Wednesday, July 9, 2008

Clouet


An aged and spotted reproduction made in Leipzig during the period between the two World Wars. Francois Clouet made the original drawing in the 1530s.  His model was Henri II of France, who became King in 1547 at the age of 28. The drawing was done nearer the time of his marriage in 1533 to Catherine de' Medici. Both bride and bridegroom were 14 years old.

I bought the print in a frame shop in Berkeley in the early 1970s. The face in the picture had drawn me in from the street. I asked the frame-shop worker how much the print cost. He had no answer, it was just an old thing that had knocked around the shop for years, and he had put it into the window to show off the ornate frame that was resting on top it. But he quickly and kindly agreed to sell me the print for $2. I had no interest in the frame.

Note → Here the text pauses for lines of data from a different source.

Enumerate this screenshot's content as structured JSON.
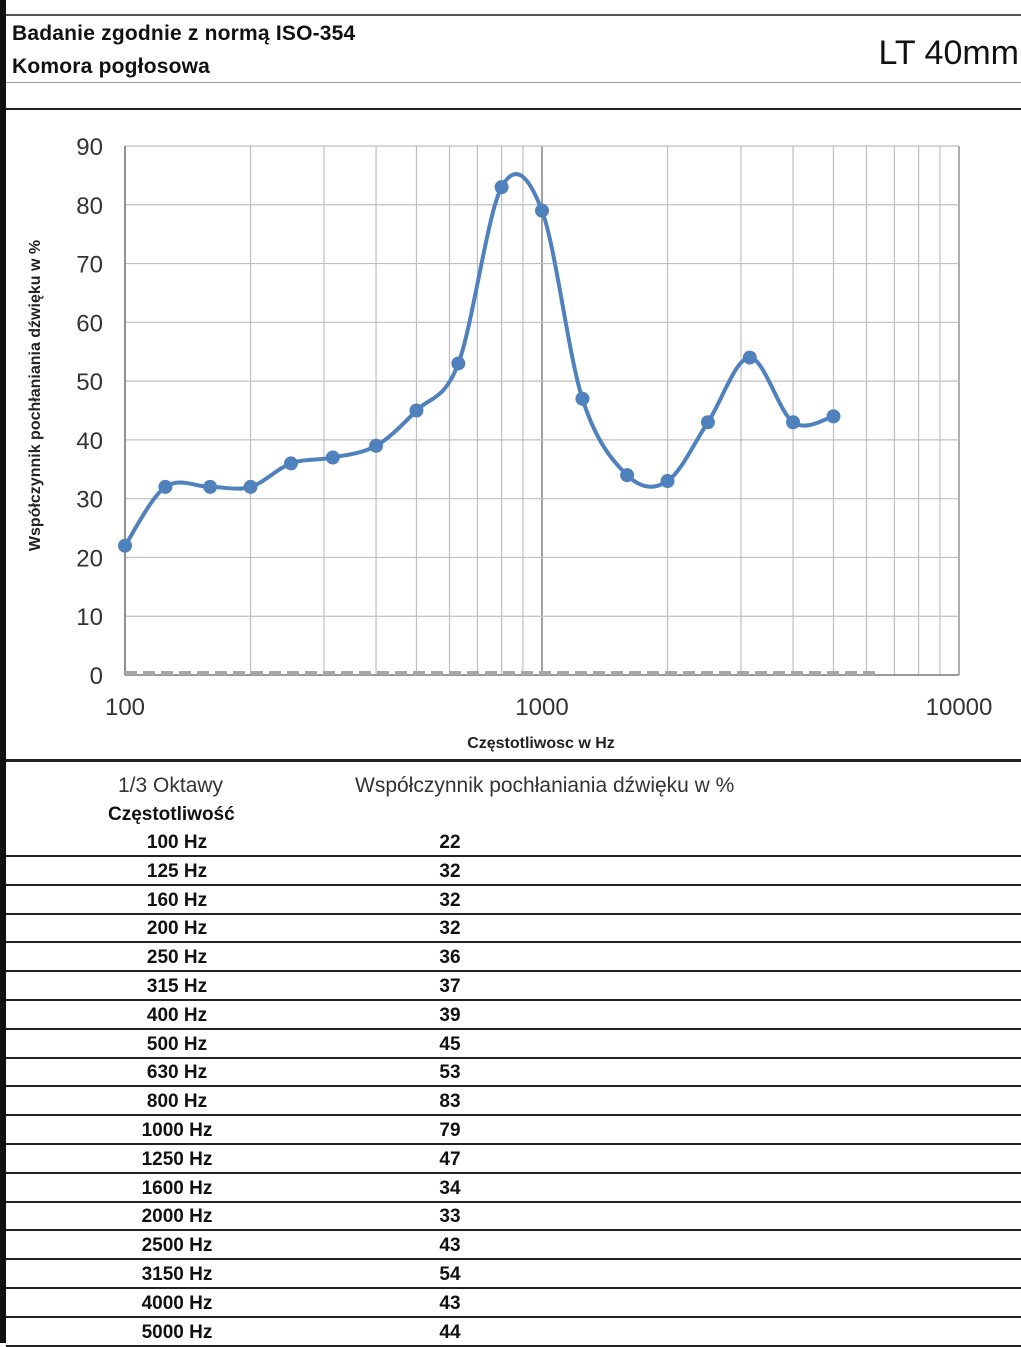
{
  "header": {
    "title": "Badanie zgodnie z normą ISO-354",
    "subtitle": "Komora pogłosowa",
    "product": "LT 40mm"
  },
  "colors": {
    "series": "#4f81bd",
    "grid": "#bfbfbf",
    "text": "#111111"
  },
  "chart_data": {
    "type": "line",
    "title": "",
    "xlabel": "Częstotliwosc w Hz",
    "ylabel": "Współczynnik pochłaniania dźwięku w %",
    "xscale": "log",
    "xlim": [
      100,
      10000
    ],
    "ylim": [
      0,
      90
    ],
    "x_ticks": [
      "100",
      "1000",
      "10000"
    ],
    "y_ticks": [
      "0",
      "10",
      "20",
      "30",
      "40",
      "50",
      "60",
      "70",
      "80",
      "90"
    ],
    "grid": true,
    "legend": "none",
    "series": [
      {
        "x": [
          100,
          125,
          160,
          200,
          250,
          315,
          400,
          500,
          630,
          800,
          1000,
          1250,
          1600,
          2000,
          2500,
          3150,
          4000,
          5000
        ],
        "values": [
          22,
          32,
          32,
          32,
          36,
          37,
          39,
          45,
          53,
          83,
          79,
          47,
          34,
          33,
          43,
          54,
          43,
          44
        ]
      }
    ]
  },
  "table": {
    "header_band": "1/3 Oktawy",
    "header_value": "Współczynnik pochłaniania dźwięku w %",
    "header_freq": "Częstotliwość",
    "rows": [
      {
        "freq": "100 Hz",
        "value": "22"
      },
      {
        "freq": "125 Hz",
        "value": "32"
      },
      {
        "freq": "160 Hz",
        "value": "32"
      },
      {
        "freq": "200 Hz",
        "value": "32"
      },
      {
        "freq": "250 Hz",
        "value": "36"
      },
      {
        "freq": "315 Hz",
        "value": "37"
      },
      {
        "freq": "400 Hz",
        "value": "39"
      },
      {
        "freq": "500 Hz",
        "value": "45"
      },
      {
        "freq": "630 Hz",
        "value": "53"
      },
      {
        "freq": "800 Hz",
        "value": "83"
      },
      {
        "freq": "1000 Hz",
        "value": "79"
      },
      {
        "freq": "1250 Hz",
        "value": "47"
      },
      {
        "freq": "1600 Hz",
        "value": "34"
      },
      {
        "freq": "2000 Hz",
        "value": "33"
      },
      {
        "freq": "2500 Hz",
        "value": "43"
      },
      {
        "freq": "3150 Hz",
        "value": "54"
      },
      {
        "freq": "4000 Hz",
        "value": "43"
      },
      {
        "freq": "5000 Hz",
        "value": "44"
      }
    ]
  }
}
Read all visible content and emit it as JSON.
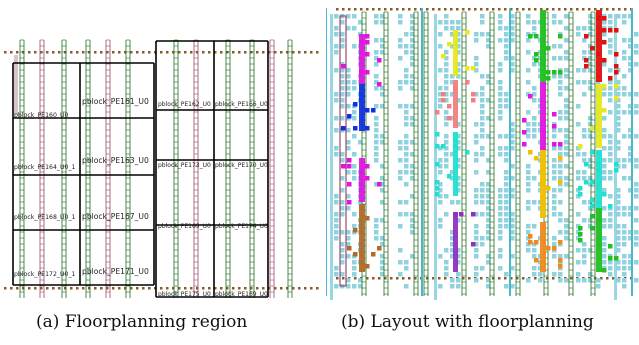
{
  "panel_a": {
    "caption": "(a) Floorplanning region",
    "pblocks": [
      "pblock_PE160_U0",
      "pblock_PE161_U0",
      "pblock_PE162_U0",
      "pblock_PE166_U0",
      "pblock_PE164_U0_1",
      "pblock_PE163_U0",
      "pblock_PE173_U0",
      "pblock_PE170_U0",
      "pblock_PE168_U0_1",
      "pblock_PE167_U0",
      "pblock_PE165_U0",
      "pblock_PE174_U0",
      "pblock_PE172_U0_1",
      "pblock_PE171_U0",
      "pblock_PE175_U0",
      "pblock_PE169_U0"
    ]
  },
  "panel_b": {
    "caption": "(b) Layout with floorplanning"
  },
  "colors": {
    "grid_line": "#000000",
    "bram_column": "#1f6b1f",
    "dsp_column": "#9a4a6a",
    "io_dot": "#8a5a2a",
    "cell": "#8fd3df",
    "magenta": "#e016e0",
    "blue": "#1030e0",
    "brown": "#b26a2a",
    "yellow": "#e8e820",
    "salmon": "#f08080",
    "cyan": "#20e0d0",
    "orange": "#f08a20",
    "purple": "#9030c0",
    "green": "#20c020",
    "red": "#e01010",
    "gold": "#f0c000",
    "lime": "#80e020"
  }
}
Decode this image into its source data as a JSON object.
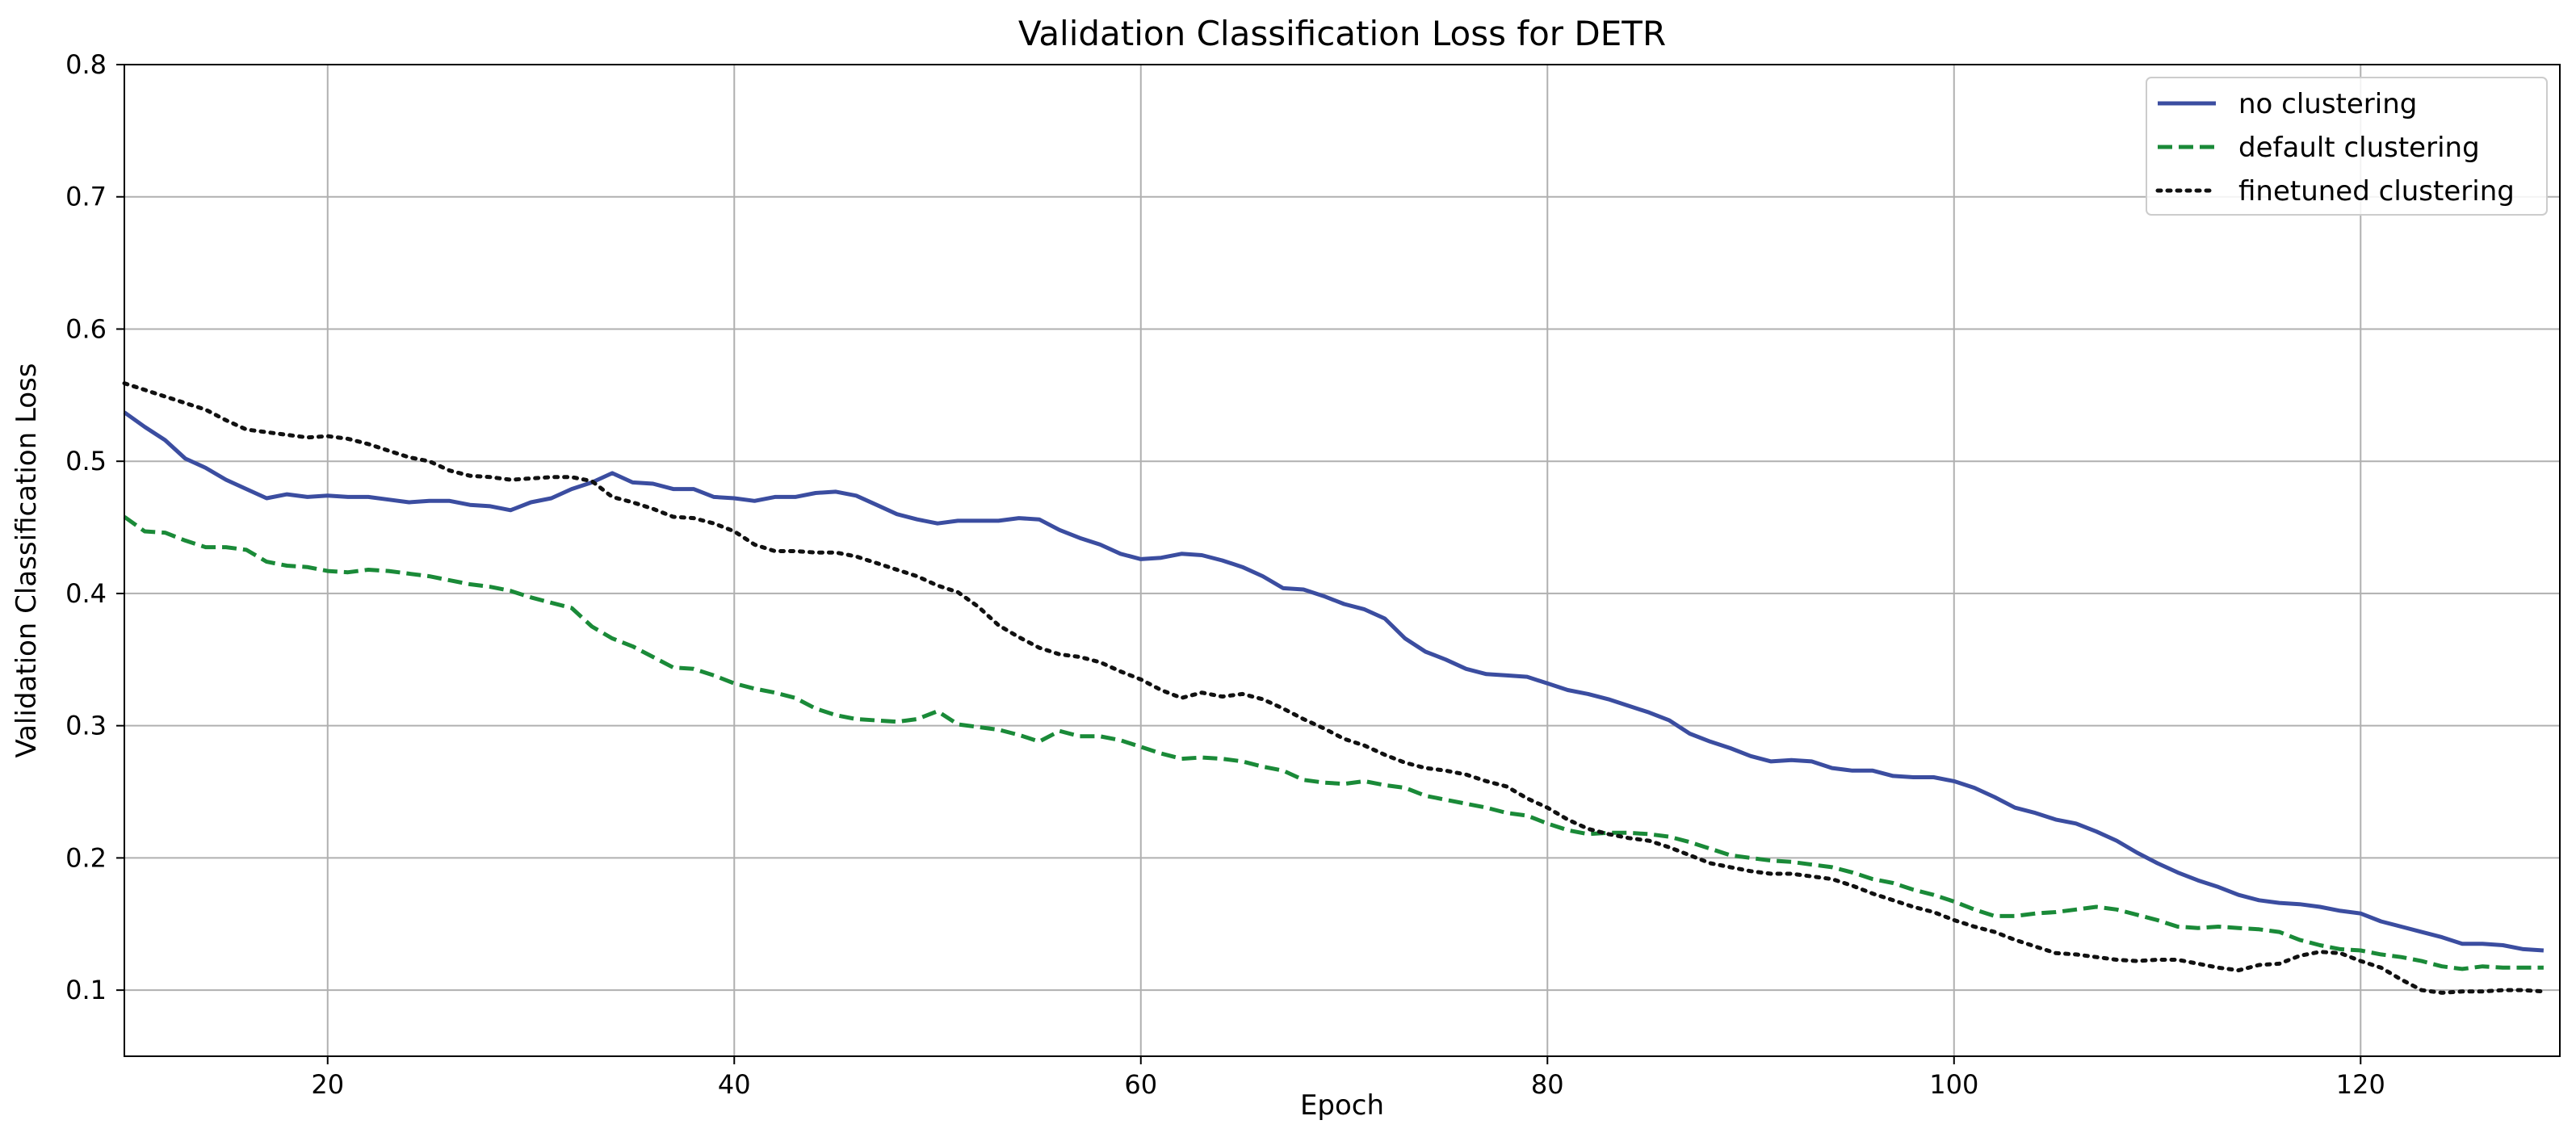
{
  "chart_data": {
    "type": "line",
    "title": "Validation Classification Loss for DETR",
    "xlabel": "Epoch",
    "ylabel": "Validation Classification Loss",
    "xlim": [
      10,
      129.8
    ],
    "ylim": [
      0.05,
      0.8
    ],
    "xticks": [
      20,
      40,
      60,
      80,
      100,
      120
    ],
    "xtick_labels": [
      "20",
      "40",
      "60",
      "80",
      "100",
      "120"
    ],
    "yticks": [
      0.1,
      0.2,
      0.3,
      0.4,
      0.5,
      0.6,
      0.7,
      0.8
    ],
    "ytick_labels": [
      "0.1",
      "0.2",
      "0.3",
      "0.4",
      "0.5",
      "0.6",
      "0.7",
      "0.8"
    ],
    "grid": true,
    "legend_position": "top-right",
    "series": [
      {
        "name": "no clustering",
        "color": "#3b4da0",
        "dash": "solid",
        "x": [
          10,
          11,
          12,
          13,
          14,
          15,
          16,
          17,
          18,
          19,
          20,
          21,
          22,
          23,
          24,
          25,
          26,
          27,
          28,
          29,
          30,
          31,
          32,
          33,
          34,
          35,
          36,
          37,
          38,
          39,
          40,
          41,
          42,
          43,
          44,
          45,
          46,
          47,
          48,
          49,
          50,
          51,
          52,
          53,
          54,
          55,
          56,
          57,
          58,
          59,
          60,
          61,
          62,
          63,
          64,
          65,
          66,
          67,
          68,
          69,
          70,
          71,
          72,
          73,
          74,
          75,
          76,
          77,
          78,
          79,
          80,
          81,
          82,
          83,
          84,
          85,
          86,
          87,
          88,
          89,
          90,
          91,
          92,
          93,
          94,
          95,
          96,
          97,
          98,
          99,
          100,
          101,
          102,
          103,
          104,
          105,
          106,
          107,
          108,
          109,
          110,
          111,
          112,
          113,
          114,
          115,
          116,
          117,
          118,
          119,
          120,
          121,
          122,
          123,
          124,
          125,
          126,
          127,
          128,
          129
        ],
        "values": [
          0.537,
          0.526,
          0.516,
          0.502,
          0.495,
          0.486,
          0.479,
          0.472,
          0.475,
          0.473,
          0.474,
          0.473,
          0.473,
          0.471,
          0.469,
          0.47,
          0.47,
          0.467,
          0.466,
          0.463,
          0.469,
          0.472,
          0.479,
          0.484,
          0.491,
          0.484,
          0.483,
          0.479,
          0.479,
          0.473,
          0.472,
          0.47,
          0.473,
          0.473,
          0.476,
          0.477,
          0.474,
          0.467,
          0.46,
          0.456,
          0.453,
          0.455,
          0.455,
          0.455,
          0.457,
          0.456,
          0.448,
          0.442,
          0.437,
          0.43,
          0.426,
          0.427,
          0.43,
          0.429,
          0.425,
          0.42,
          0.413,
          0.404,
          0.403,
          0.398,
          0.392,
          0.388,
          0.381,
          0.366,
          0.356,
          0.35,
          0.343,
          0.339,
          0.338,
          0.337,
          0.332,
          0.327,
          0.324,
          0.32,
          0.315,
          0.31,
          0.304,
          0.294,
          0.288,
          0.283,
          0.277,
          0.273,
          0.274,
          0.273,
          0.268,
          0.266,
          0.266,
          0.262,
          0.261,
          0.261,
          0.258,
          0.253,
          0.246,
          0.238,
          0.234,
          0.229,
          0.226,
          0.22,
          0.213,
          0.204,
          0.196,
          0.189,
          0.183,
          0.178,
          0.172,
          0.168,
          0.166,
          0.165,
          0.163,
          0.16,
          0.158,
          0.152,
          0.148,
          0.144,
          0.14,
          0.135,
          0.135,
          0.134,
          0.131,
          0.13
        ]
      },
      {
        "name": "default clustering",
        "color": "#1a8a38",
        "dash": "dashed",
        "x": [
          10,
          11,
          12,
          13,
          14,
          15,
          16,
          17,
          18,
          19,
          20,
          21,
          22,
          23,
          24,
          25,
          26,
          27,
          28,
          29,
          30,
          31,
          32,
          33,
          34,
          35,
          36,
          37,
          38,
          39,
          40,
          41,
          42,
          43,
          44,
          45,
          46,
          47,
          48,
          49,
          50,
          51,
          52,
          53,
          54,
          55,
          56,
          57,
          58,
          59,
          60,
          61,
          62,
          63,
          64,
          65,
          66,
          67,
          68,
          69,
          70,
          71,
          72,
          73,
          74,
          75,
          76,
          77,
          78,
          79,
          80,
          81,
          82,
          83,
          84,
          85,
          86,
          87,
          88,
          89,
          90,
          91,
          92,
          93,
          94,
          95,
          96,
          97,
          98,
          99,
          100,
          101,
          102,
          103,
          104,
          105,
          106,
          107,
          108,
          109,
          110,
          111,
          112,
          113,
          114,
          115,
          116,
          117,
          118,
          119,
          120,
          121,
          122,
          123,
          124,
          125,
          126,
          127,
          128,
          129
        ],
        "values": [
          0.458,
          0.447,
          0.446,
          0.44,
          0.435,
          0.435,
          0.433,
          0.424,
          0.421,
          0.42,
          0.417,
          0.416,
          0.418,
          0.417,
          0.415,
          0.413,
          0.41,
          0.407,
          0.405,
          0.402,
          0.397,
          0.393,
          0.389,
          0.375,
          0.366,
          0.36,
          0.352,
          0.344,
          0.343,
          0.338,
          0.332,
          0.328,
          0.325,
          0.321,
          0.313,
          0.308,
          0.305,
          0.304,
          0.303,
          0.305,
          0.311,
          0.301,
          0.299,
          0.297,
          0.293,
          0.288,
          0.296,
          0.292,
          0.292,
          0.289,
          0.284,
          0.279,
          0.275,
          0.276,
          0.275,
          0.273,
          0.269,
          0.266,
          0.259,
          0.257,
          0.256,
          0.258,
          0.255,
          0.253,
          0.247,
          0.244,
          0.241,
          0.238,
          0.234,
          0.232,
          0.226,
          0.221,
          0.218,
          0.219,
          0.219,
          0.218,
          0.216,
          0.212,
          0.207,
          0.202,
          0.2,
          0.198,
          0.197,
          0.195,
          0.193,
          0.189,
          0.184,
          0.181,
          0.176,
          0.172,
          0.167,
          0.161,
          0.156,
          0.156,
          0.158,
          0.159,
          0.161,
          0.163,
          0.161,
          0.157,
          0.153,
          0.148,
          0.147,
          0.148,
          0.147,
          0.146,
          0.144,
          0.138,
          0.134,
          0.131,
          0.13,
          0.127,
          0.125,
          0.122,
          0.118,
          0.116,
          0.118,
          0.117,
          0.117,
          0.117
        ]
      },
      {
        "name": "finetuned clustering",
        "color": "#111111",
        "dash": "dotted",
        "x": [
          10,
          11,
          12,
          13,
          14,
          15,
          16,
          17,
          18,
          19,
          20,
          21,
          22,
          23,
          24,
          25,
          26,
          27,
          28,
          29,
          30,
          31,
          32,
          33,
          34,
          35,
          36,
          37,
          38,
          39,
          40,
          41,
          42,
          43,
          44,
          45,
          46,
          47,
          48,
          49,
          50,
          51,
          52,
          53,
          54,
          55,
          56,
          57,
          58,
          59,
          60,
          61,
          62,
          63,
          64,
          65,
          66,
          67,
          68,
          69,
          70,
          71,
          72,
          73,
          74,
          75,
          76,
          77,
          78,
          79,
          80,
          81,
          82,
          83,
          84,
          85,
          86,
          87,
          88,
          89,
          90,
          91,
          92,
          93,
          94,
          95,
          96,
          97,
          98,
          99,
          100,
          101,
          102,
          103,
          104,
          105,
          106,
          107,
          108,
          109,
          110,
          111,
          112,
          113,
          114,
          115,
          116,
          117,
          118,
          119,
          120,
          121,
          122,
          123,
          124,
          125,
          126,
          127,
          128,
          129
        ],
        "values": [
          0.559,
          0.554,
          0.549,
          0.544,
          0.539,
          0.531,
          0.524,
          0.522,
          0.52,
          0.518,
          0.519,
          0.517,
          0.513,
          0.508,
          0.503,
          0.5,
          0.493,
          0.489,
          0.488,
          0.486,
          0.487,
          0.488,
          0.488,
          0.485,
          0.473,
          0.469,
          0.464,
          0.458,
          0.457,
          0.453,
          0.447,
          0.437,
          0.432,
          0.432,
          0.431,
          0.431,
          0.428,
          0.423,
          0.418,
          0.413,
          0.406,
          0.401,
          0.39,
          0.376,
          0.367,
          0.359,
          0.354,
          0.352,
          0.348,
          0.341,
          0.335,
          0.327,
          0.321,
          0.325,
          0.322,
          0.324,
          0.32,
          0.313,
          0.305,
          0.298,
          0.29,
          0.285,
          0.278,
          0.272,
          0.268,
          0.266,
          0.263,
          0.258,
          0.254,
          0.245,
          0.238,
          0.229,
          0.222,
          0.218,
          0.215,
          0.213,
          0.208,
          0.202,
          0.196,
          0.193,
          0.19,
          0.188,
          0.188,
          0.186,
          0.184,
          0.179,
          0.173,
          0.168,
          0.163,
          0.159,
          0.153,
          0.148,
          0.144,
          0.138,
          0.133,
          0.128,
          0.127,
          0.125,
          0.123,
          0.122,
          0.123,
          0.123,
          0.12,
          0.117,
          0.115,
          0.119,
          0.12,
          0.126,
          0.129,
          0.128,
          0.122,
          0.117,
          0.108,
          0.1,
          0.098,
          0.099,
          0.099,
          0.1,
          0.1,
          0.099
        ]
      }
    ]
  }
}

Some years after Henri's death his wife Catherine supervised the St. Bartholomew's Day Massacre in Paris, where thousands of Protestants were murdered after being invited as guests to the wedding of her daughter. Henri and Catherine had never been a happy couple. As a young married man of 15 he took as mistress the 35-year-old Diane de Poitiers who remained the love of his life up to the day in 1559 when he was killed accidentally and unexpectedly at age 40 in a joust. His three sons ruled after him, one after another – Francis II, Charles IX, Henry III – but in fact their mother Catherine de' Medici (1519-1589) controlled all of them and effectively ran the country herself.